Sunday, January 15, 2012

Norman Rockwell Exhibit at Dayton Art Institute

My friends and I went to Dayton to their Art Institute to see American Chronicles: The Art of Norman Rockwell. The paintings coming from the Norman Rockwell Museum in Stockbridge, Mass. The exhibit traces the evolution of Rockwell's art and illustrations throughout his career. The exhibit has 42 original artworks and a complete set of 323 Saturday Evening Post cover tear sheets spanning 47 years.

Norman Rockwell    Four Freedoms: Freedom of Religion 
Norman Rockwell began his career as a teenager. His first publications was Tell Me Why. At nineteen he became the art editor of Boy's Life magazine, the official magazine of the Boys Scouts of America. He began his career at the Saturday Evening Post in 1916. Rockwell drew and painted over four thousand images in which he explored the impact on  popular culture with his reflections on childhood innocence to powerful, consciousness-raising images.

In this exhibit we saw these powerful illustrations in his Four Freedoms (Freedom of Speech; Freedom of Want; Freedom of Fear; Freedom of Religion), A Scout is Helpful, the painting of Murder In Mississippi along with the sketches and news clippings about the tragedy, The Problem We All Live With about Civil Rights and the Supreme Courts ordering of integration in schools. Idyllic childhood images such as Going and Coming, A Day in The Life of a Young Girl, No Swimming and  Girl at Mirror. Whether the images were comical, idyllic or powerful they were all amazingly painted.

Norman Rockwell     TheCritique  
One of my favorites was The Critique. The young man inspecting the Dutch influenced painting was Norman Rockwell's son. In his preparation of this painting, Norman Rockwell did many, many sketches of the paintings in this illustration. He painted the paintings in this illustration in the classical style of Peter Paul Rubens (portrait of his wife) and the Dutch cavaliers in the painting watching the young man's inspection of the lady.

In Rockwell's preparation he used several models to pose and  take shots of their expressions from different angles.  He then did a full sized study of the scene in pencil or charcoal. The woman's face was painted on clear plastic in many ways. Rockwell then held these sketches to the canvas until he found the head shot and expression that he liked. When he liked his sketches, Rockwell painted color studies. When all the preliminary work was finished, the final oil painting was started.

As the student leans in to look closer at the woman, she gives him a comical, yet quizzical look as if to say "get back buster!" The gentlemen's animated expressions, in the background painting, look on with concern as the boy leans into the painting.
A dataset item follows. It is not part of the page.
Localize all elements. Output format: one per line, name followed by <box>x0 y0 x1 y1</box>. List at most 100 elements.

They probably wonder if the young man is getting too close to the lady. I just love the humor in this painting. The Critique was on the cover of the Saturday Evening Post April 1955.

Norman Rockwell is considered an illustrator, but I have always admired him as an artist.
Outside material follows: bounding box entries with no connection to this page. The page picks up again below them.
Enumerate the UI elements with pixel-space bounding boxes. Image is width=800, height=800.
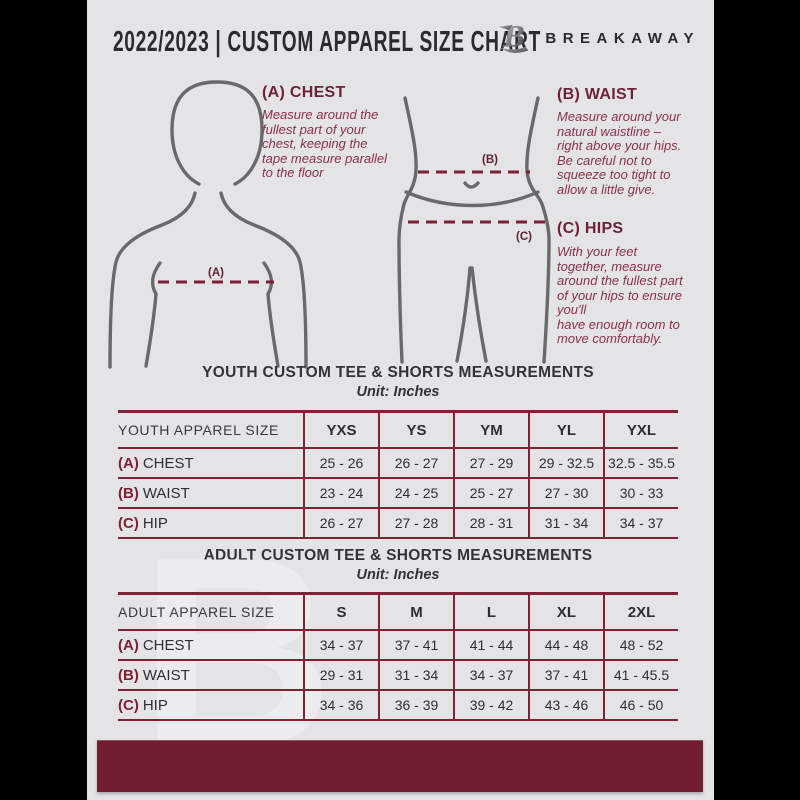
adult-section-title: ADULT CUSTOM TEE & SHORTS MEASUREMENTS — [203, 547, 593, 564]
row-label-text: WAIST — [142, 666, 190, 684]
adult-unit-label: Unit: Inches — [356, 567, 440, 583]
row-label-text: CHEST — [142, 636, 194, 654]
youth-size-ym: YM — [453, 410, 529, 449]
cell-value: 27 - 28 — [378, 508, 454, 539]
cell-value: 31 - 34 — [528, 508, 604, 539]
cell-value: 37 - 41 — [528, 660, 604, 691]
cell-value: 41 - 45.5 — [603, 660, 678, 691]
row-label-text: HIP — [142, 514, 168, 532]
cell-value: 26 - 27 — [303, 508, 379, 539]
adult-size-xl: XL — [528, 592, 604, 631]
cell-value: 29 - 31 — [303, 660, 379, 691]
adult-size-2xl: 2XL — [603, 592, 678, 631]
table-row-adult-hip: (C) HIP 34 - 36 36 - 39 39 - 42 43 - 46 4… — [118, 690, 678, 721]
table-row-youth-chest: (A) CHEST 25 - 26 26 - 27 27 - 29 29 - 32… — [118, 448, 678, 479]
youth-size-ys: YS — [378, 410, 454, 449]
cell-value: 23 - 24 — [303, 478, 379, 509]
table-row-youth-hip: (C) HIP 26 - 27 27 - 28 28 - 31 31 - 34 3… — [118, 508, 678, 539]
table-row-adult-waist: (B) WAIST 29 - 31 31 - 34 34 - 37 37 - 41… — [118, 660, 678, 691]
cell-value: 37 - 41 — [378, 630, 454, 661]
cell-value: 48 - 52 — [603, 630, 678, 661]
upper-body-diagram: (A) — [108, 80, 308, 369]
cell-value: 34 - 37 — [603, 508, 678, 539]
cell-value: 25 - 27 — [453, 478, 529, 509]
youth-size-yl: YL — [528, 410, 604, 449]
row-label-text: HIP — [142, 696, 168, 714]
chest-heading: (A) CHEST — [262, 84, 346, 101]
breakaway-b-icon: B — [498, 19, 529, 54]
table-row-adult-chest: (A) CHEST 34 - 37 37 - 41 41 - 44 44 - 48… — [118, 630, 678, 661]
cell-value: 46 - 50 — [603, 690, 678, 721]
lower-body-diagram: (B) (C) — [397, 96, 551, 364]
waist-line-label: (B) — [482, 154, 498, 166]
hips-heading: (C) HIPS — [557, 220, 624, 237]
youth-size-column-header: YOUTH APPAREL SIZE — [118, 410, 304, 449]
youth-size-table: YOUTH APPAREL SIZE YXS YS YM YL YXL (A) C… — [118, 410, 678, 539]
adult-header-row: ADULT APPAREL SIZE S M L XL 2XL — [118, 592, 678, 631]
cell-value: 36 - 39 — [378, 690, 454, 721]
cell-value: 26 - 27 — [378, 448, 454, 479]
youth-section-title: YOUTH CUSTOM TEE & SHORTS MEASUREMENTS — [202, 364, 594, 381]
youth-header-row: YOUTH APPAREL SIZE YXS YS YM YL YXL — [118, 410, 678, 449]
adult-size-s: S — [303, 592, 379, 631]
row-letter: (A) — [118, 636, 139, 654]
cell-value: 34 - 37 — [453, 660, 529, 691]
hips-instruction: With your feet together, measure around … — [557, 244, 683, 346]
row-letter: (A) — [118, 454, 139, 472]
cell-value: 27 - 29 — [453, 448, 529, 479]
chest-instruction: Measure around the fullest part of your … — [262, 107, 388, 180]
table-row-youth-waist: (B) WAIST 23 - 24 24 - 25 25 - 27 27 - 30… — [118, 478, 678, 509]
page-title: 2022/2023 | CUSTOM APPAREL SIZE CHART — [113, 26, 541, 58]
adult-size-l: L — [453, 592, 529, 631]
cell-value: 32.5 - 35.5 — [603, 448, 678, 479]
cell-value: 29 - 32.5 — [528, 448, 604, 479]
cell-value: 25 - 26 — [303, 448, 379, 479]
row-letter: (C) — [118, 514, 139, 532]
cell-value: 24 - 25 — [378, 478, 454, 509]
cell-value: 31 - 34 — [378, 660, 454, 691]
youth-size-yxl: YXL — [603, 410, 678, 449]
footer-bar — [97, 740, 703, 792]
cell-value: 27 - 30 — [528, 478, 604, 509]
cell-value: 44 - 48 — [528, 630, 604, 661]
row-letter: (C) — [118, 696, 139, 714]
flyer-page: 2022/2023 | CUSTOM APPAREL SIZE CHART B … — [87, 0, 714, 800]
adult-size-table: ADULT APPAREL SIZE S M L XL 2XL (A) CHEST… — [118, 592, 678, 721]
hips-line-label: (C) — [516, 231, 532, 243]
cell-value: 30 - 33 — [603, 478, 678, 509]
waist-heading: (B) WAIST — [557, 86, 638, 103]
youth-size-yxs: YXS — [303, 410, 379, 449]
cell-value: 28 - 31 — [453, 508, 529, 539]
cell-value: 39 - 42 — [453, 690, 529, 721]
adult-size-column-header: ADULT APPAREL SIZE — [118, 592, 304, 631]
row-label-text: WAIST — [142, 484, 190, 502]
row-label-text: CHEST — [142, 454, 194, 472]
row-letter: (B) — [118, 666, 139, 684]
cell-value: 34 - 37 — [303, 630, 379, 661]
waist-instruction: Measure around your natural waistline – … — [557, 109, 682, 197]
cell-value: 41 - 44 — [453, 630, 529, 661]
cell-value: 34 - 36 — [303, 690, 379, 721]
youth-unit-label: Unit: Inches — [356, 384, 440, 400]
adult-size-m: M — [378, 592, 454, 631]
brand-logo: B BREAKAWAY — [495, 18, 700, 58]
brand-name: BREAKAWAY — [545, 29, 700, 47]
chest-line-label: (A) — [208, 267, 224, 279]
row-letter: (B) — [118, 484, 139, 502]
cell-value: 43 - 46 — [528, 690, 604, 721]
I am lucky that I have friends that enjoy seeing exhibits and travel with me to view them. This exhibit will be at the Dayton Art Institute until February 5, 2012. I highly recommend the trip to see this thought provoking body of work.
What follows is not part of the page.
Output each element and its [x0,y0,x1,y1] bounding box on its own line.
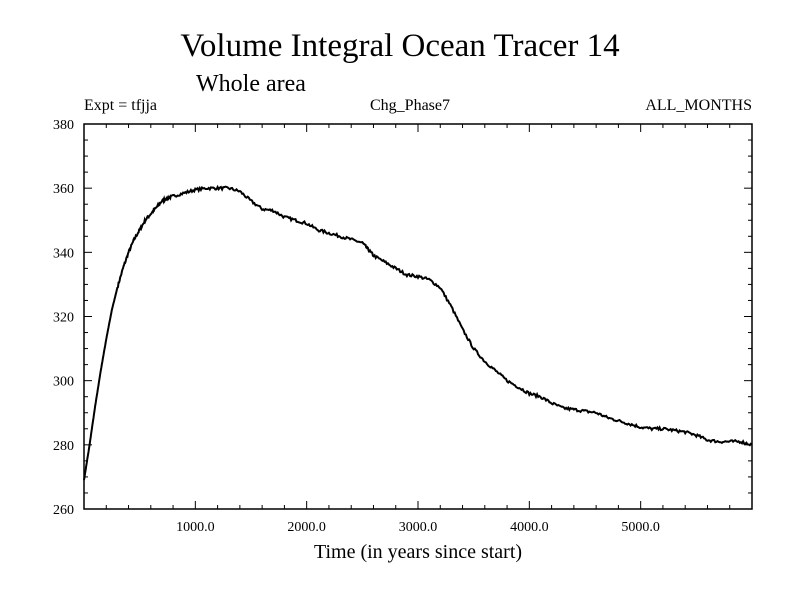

Thursday, January 12, 2012

Following a Vision

Once a week, for ten weeks before Christmas I taught a watercolor class to an exceptional young woman. She had art in high school, but now that she was through college and in a new job, she wanted to learn how to paint with watercolors. During the ten weeks we worked on many techniques that lead up to her picking what she wanted to paint. She chose orchids, stating that she liked my painting of orchids.
E. Miller     Watercolor     SOLD
She obtained a How to book on painting flowers in watercolor. She liked the fuchsia orchids that the artist author had. My student took those orchids and placed them on her paper the way she wanted them to appear, not how the artist placed hers. She then talked me through her vision for the painting. The next four weeks she would ask how would she could achieve her goal and I sat beside her with my paper and reminded her of the strokes we went over, or how wet into wet would work in certain areas, dry brush in others.We discussed design on where the stems should be placed and if leaves were needed. All leading up to her vision coming to life.

I think she achieved her vision and can not wait to see what she will "see" to paint next.